Die Schule hat vor einer Woche angefangen, hier findet man viele nette Leute, die einem staendig mit Fragen loechern. In der Schule ist es sehr leicht Freunde zu finden, da die Menschen hier sehr offen sind und viel Geduld haben, wenn ich mal etwas nicht verstehe. Das Schulsystem ist komplett anders als in Deutschland. die Faecherauswahl ist riesig z.B. gibt es Theater, Auto reparieren, viele verschiedene Sportarten, marketing yourself, Gesundheit, Psychologie, Journalismus, webdesign...


Und hier haben die Lehrer ihre eigenen Klassenraeume und aufgrund der vielen Faecher ist man staendig mit anderen Leuten zusammen. Zu Mittag isst man in der Schule, habe mir angewoehnt mein eigenes Essen mitzubringen, weil das von der Schule einfach schrecklich schmeckt.
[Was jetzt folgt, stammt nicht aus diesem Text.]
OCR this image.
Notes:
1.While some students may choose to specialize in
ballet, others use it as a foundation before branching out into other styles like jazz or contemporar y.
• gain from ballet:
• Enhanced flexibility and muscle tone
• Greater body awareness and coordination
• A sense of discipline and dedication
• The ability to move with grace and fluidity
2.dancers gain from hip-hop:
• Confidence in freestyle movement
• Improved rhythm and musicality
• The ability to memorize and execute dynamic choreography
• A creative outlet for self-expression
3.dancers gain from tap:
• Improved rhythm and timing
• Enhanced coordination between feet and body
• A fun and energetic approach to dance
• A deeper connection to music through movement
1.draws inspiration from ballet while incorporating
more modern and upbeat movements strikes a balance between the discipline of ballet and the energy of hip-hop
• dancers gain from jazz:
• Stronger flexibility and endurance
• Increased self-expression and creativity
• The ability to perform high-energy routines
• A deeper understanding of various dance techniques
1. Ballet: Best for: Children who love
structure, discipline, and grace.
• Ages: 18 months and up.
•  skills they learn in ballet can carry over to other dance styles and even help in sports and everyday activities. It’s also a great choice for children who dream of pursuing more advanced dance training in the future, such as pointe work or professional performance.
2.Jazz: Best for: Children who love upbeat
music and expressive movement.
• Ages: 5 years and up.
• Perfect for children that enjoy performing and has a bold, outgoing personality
Haette es nicht gestuermt (wenn es hier mal regnet ist es ein heftiges Gewitter), haette ich vorgestern zum ersten Mal ein Footballspiel gesehen und vielleicht endlich die Regel gelernt, naja beim naechsten Mal. Das einzige Problem hier sind die Namen, tausend neue Bekanntschaften und Namen aus aller Welt fuehren dazu, dass ich staendig nachfragen muss. Um meine Familie und Freunde zu vermissen bleibt mir gar keine Zeit, da ich immer etwas zu tun habe. Aber ich glaube, ich habe noch nicht ansatzweise alles entdeckt und (kennen)gelernt und es wird mir hier wohl nie langweilig werden.

 

Liebe Grueße


Jonas

E-Mail vom 22.10.2007: Grüße aus Texas

Hi,

 

Es ist schon wieder so viel Zeit vergangen und viel passiert...
Mit Sebastien verstehe ich mich prima und wir unternehmen viel gemeinsam, sind eben wie richtige Brüder. Mir geht's richtig gut. Lerne immer noch jeden Tag was neues über Amerika und Texas und bin froh hierher gekommen zu sein (nochmals vielen Dank).
Ich kann an mir selbst beobachten, wie ich Stück für Stück zum "Amerikaner" werde. Fieber jetzt bei jedem Footballspiel mit und habe auch schon ein Rodeo gesehen, wirklich beeindruckend wie schnell sogar kleine Jungen ein Kalb komplett verschnüren können. All diese Eventes sind sehr interessant und man trifft viele Freunde und lernt neue Leute kennen.

 

Die Fragen über Deutschland lassen etwas nach. Ich bin nicht sicher warum, vielleicht ist ihr Wissensdurst ansatzweise gestillt oder meine Freunde sehen mich einfach schon als Amerikaner. Aber immer, wenn ich jemanden neuen treffe, gibt es viele Dinge zu erklären, zu erzählen und Voruteile zu beseitigen. Auch wenn ich hundertmal das selbe erkläre, ist es immer wieder interessant zu hören was andere Kulturen über uns denken.

 

Dieses Wochenende habe ich bei Jake, einem sehr guten Feund verbracht. Seine Familie ist sehr texanisch, d.h. er lebt abgeschieden mit vielen Kühen auf dem Land. Wenn ich meine Zeit mit ihm verbringe,  lerne ich immer wieder viel neues über die amerikanische Kultur.